Monday, 30 March 2015

AncientBiotics - a medieval remedy for modern day superbugs?



by Emma Rayner


AncientBiotics - a medieval remedy for modern day superbugs?


Credit: The British Library Board (Royal 12 D xvii)

A one thousand year old Anglo-Saxon remedy for eye infections which originates from a manuscript in the British Library has been found to kill the modern-day superbug MRSA in an unusual research collaboration at The University of Nottingham.



Dr Christina Lee, an Anglo-Saxon expert from the School of English has enlisted the help of microbiologists from University's Centre for Biomolecular Sciences to recreate a 10th century potion for from Bald's Leechbook an Old English leatherbound volume in the British Library, to see if it really works as an antibacterial remedy. The Leechbook is widely thought of as one of the earliest known medical textbooks and contains Anglo-Saxon medical advice and recipes for medicines, salves and treatments.

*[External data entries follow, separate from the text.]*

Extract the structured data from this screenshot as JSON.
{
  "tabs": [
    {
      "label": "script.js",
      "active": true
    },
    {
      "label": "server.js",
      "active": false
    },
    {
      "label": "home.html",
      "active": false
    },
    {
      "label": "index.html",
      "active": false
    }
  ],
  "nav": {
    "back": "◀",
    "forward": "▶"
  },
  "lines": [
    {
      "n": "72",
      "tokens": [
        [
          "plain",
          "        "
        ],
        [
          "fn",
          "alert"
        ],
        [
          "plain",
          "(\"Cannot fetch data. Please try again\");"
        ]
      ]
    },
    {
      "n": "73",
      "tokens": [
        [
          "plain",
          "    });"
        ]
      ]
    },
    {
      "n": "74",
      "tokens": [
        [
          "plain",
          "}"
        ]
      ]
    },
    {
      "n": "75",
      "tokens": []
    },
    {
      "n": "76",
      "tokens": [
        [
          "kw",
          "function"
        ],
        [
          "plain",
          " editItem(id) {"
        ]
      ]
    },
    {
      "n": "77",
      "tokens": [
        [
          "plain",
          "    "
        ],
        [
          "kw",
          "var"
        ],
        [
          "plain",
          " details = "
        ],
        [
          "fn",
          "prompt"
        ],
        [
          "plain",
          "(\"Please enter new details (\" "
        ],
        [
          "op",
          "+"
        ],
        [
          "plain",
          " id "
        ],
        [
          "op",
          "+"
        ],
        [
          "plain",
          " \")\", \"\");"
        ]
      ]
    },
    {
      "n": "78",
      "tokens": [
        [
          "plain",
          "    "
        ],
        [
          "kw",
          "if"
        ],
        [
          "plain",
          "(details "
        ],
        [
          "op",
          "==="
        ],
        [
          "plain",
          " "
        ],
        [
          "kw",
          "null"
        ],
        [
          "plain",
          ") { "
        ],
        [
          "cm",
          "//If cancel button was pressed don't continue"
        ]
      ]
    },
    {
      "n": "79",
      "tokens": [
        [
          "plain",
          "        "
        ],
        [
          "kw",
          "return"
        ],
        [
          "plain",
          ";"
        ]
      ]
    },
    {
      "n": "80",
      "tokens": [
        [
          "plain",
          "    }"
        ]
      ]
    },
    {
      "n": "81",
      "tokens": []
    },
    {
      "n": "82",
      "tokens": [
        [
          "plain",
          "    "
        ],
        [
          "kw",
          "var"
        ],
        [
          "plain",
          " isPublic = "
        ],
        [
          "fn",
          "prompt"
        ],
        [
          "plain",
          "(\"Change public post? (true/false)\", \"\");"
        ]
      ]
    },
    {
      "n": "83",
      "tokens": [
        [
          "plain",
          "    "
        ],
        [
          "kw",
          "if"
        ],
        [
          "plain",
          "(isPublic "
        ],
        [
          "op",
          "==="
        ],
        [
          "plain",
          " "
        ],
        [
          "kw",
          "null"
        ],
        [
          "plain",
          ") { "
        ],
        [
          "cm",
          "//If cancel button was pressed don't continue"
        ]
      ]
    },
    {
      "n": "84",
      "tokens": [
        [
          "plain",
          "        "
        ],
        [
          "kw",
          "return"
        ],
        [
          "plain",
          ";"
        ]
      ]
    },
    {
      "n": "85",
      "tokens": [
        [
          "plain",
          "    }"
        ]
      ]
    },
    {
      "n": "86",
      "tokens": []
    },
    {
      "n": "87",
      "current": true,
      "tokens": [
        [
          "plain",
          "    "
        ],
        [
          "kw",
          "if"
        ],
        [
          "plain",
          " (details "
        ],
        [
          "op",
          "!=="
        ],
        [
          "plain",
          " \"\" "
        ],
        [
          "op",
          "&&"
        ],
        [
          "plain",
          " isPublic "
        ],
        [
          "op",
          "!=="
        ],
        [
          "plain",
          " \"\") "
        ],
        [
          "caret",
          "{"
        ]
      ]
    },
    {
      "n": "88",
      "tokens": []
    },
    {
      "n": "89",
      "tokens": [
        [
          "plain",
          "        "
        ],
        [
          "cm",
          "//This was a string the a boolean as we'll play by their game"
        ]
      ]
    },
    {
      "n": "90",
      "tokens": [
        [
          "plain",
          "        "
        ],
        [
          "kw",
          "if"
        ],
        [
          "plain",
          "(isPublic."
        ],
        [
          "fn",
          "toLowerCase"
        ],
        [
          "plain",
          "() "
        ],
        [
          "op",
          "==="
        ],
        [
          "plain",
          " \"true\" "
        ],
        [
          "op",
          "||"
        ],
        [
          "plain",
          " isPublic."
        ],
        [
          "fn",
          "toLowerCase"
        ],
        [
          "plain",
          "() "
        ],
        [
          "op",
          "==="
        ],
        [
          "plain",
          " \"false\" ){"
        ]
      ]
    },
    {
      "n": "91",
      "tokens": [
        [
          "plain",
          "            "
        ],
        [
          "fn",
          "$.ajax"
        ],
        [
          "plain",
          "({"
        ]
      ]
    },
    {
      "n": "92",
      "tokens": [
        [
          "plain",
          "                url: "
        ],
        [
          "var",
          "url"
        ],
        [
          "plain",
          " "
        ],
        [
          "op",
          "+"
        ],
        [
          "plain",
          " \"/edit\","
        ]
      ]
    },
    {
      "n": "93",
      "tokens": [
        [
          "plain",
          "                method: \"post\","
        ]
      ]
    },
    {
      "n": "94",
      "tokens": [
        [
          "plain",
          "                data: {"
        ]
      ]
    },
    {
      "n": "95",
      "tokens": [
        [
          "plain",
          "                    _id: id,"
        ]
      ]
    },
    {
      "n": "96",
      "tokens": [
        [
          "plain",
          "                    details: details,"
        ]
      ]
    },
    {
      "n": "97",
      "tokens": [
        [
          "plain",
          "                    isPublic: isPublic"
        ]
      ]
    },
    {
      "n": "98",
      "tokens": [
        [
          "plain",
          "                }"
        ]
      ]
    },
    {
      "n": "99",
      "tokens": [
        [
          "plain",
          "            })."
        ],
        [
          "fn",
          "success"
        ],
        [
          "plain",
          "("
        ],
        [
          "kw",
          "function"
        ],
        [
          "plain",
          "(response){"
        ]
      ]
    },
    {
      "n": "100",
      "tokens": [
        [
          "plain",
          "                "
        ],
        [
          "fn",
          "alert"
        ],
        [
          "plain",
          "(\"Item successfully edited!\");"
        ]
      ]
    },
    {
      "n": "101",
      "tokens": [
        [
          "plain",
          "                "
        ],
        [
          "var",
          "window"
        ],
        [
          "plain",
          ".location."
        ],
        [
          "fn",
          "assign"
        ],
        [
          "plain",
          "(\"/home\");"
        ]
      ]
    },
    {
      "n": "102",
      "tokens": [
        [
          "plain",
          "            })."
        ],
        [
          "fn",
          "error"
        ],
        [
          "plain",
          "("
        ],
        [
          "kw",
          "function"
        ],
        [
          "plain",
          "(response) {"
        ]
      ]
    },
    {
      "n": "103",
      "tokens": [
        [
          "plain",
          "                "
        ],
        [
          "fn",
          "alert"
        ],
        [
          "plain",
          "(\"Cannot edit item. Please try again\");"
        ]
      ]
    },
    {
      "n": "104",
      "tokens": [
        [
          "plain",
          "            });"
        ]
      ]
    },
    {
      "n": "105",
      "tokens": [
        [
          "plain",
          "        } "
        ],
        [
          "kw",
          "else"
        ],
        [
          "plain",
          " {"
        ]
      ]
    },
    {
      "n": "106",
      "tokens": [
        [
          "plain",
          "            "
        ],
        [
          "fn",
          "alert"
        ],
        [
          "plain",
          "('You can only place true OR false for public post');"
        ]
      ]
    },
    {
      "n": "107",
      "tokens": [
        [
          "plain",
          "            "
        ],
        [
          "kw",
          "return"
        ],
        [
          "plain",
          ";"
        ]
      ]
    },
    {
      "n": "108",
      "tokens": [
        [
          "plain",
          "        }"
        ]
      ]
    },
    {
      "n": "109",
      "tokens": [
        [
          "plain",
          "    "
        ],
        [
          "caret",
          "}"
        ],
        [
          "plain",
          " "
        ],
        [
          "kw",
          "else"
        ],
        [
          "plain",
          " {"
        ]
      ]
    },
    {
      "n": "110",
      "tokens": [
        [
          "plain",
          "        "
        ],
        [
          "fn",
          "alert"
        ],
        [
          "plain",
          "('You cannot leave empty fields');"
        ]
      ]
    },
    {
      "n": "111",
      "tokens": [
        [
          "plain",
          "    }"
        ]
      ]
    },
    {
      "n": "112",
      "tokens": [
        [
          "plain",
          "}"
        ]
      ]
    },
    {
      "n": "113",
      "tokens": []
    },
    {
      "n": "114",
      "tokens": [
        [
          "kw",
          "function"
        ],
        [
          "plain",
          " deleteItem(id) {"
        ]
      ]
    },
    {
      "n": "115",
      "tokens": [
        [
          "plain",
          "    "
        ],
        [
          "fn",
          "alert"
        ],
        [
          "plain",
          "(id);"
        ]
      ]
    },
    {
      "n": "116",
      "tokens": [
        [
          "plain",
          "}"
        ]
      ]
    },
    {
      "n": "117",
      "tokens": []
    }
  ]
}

Early results on the 'potion', tested in vitro at Nottingham and backed up by mouse model tests at a university in the United States, are, in the words of the US collaborator, "astonishing". The solution has had remarkable effects on Methicillin-resistant Staphylococcus aureus (MRSA) which is one of the most antibiotic-resistant bugs costing modern health services billions.


The team now has good, replicated data showing that Bald's eye salve kills up to 90% of MRSA bacteria in 'in vivo' wound biopsies from mouse models. They believe the bactericidal effect of the recipe is not due to a single ingredient but the combination used and brewing methods/container material used. Further research is planned to investigate how and why this works.


Historical curiosity


The testing of the ancient remedy was the idea of Dr Christina Lee, Associate Professor in Viking Studies and member of the University's Institute for Medieval Research. Dr Lee translated the recipe from a transcript of the original Old English manuscript in the British Library.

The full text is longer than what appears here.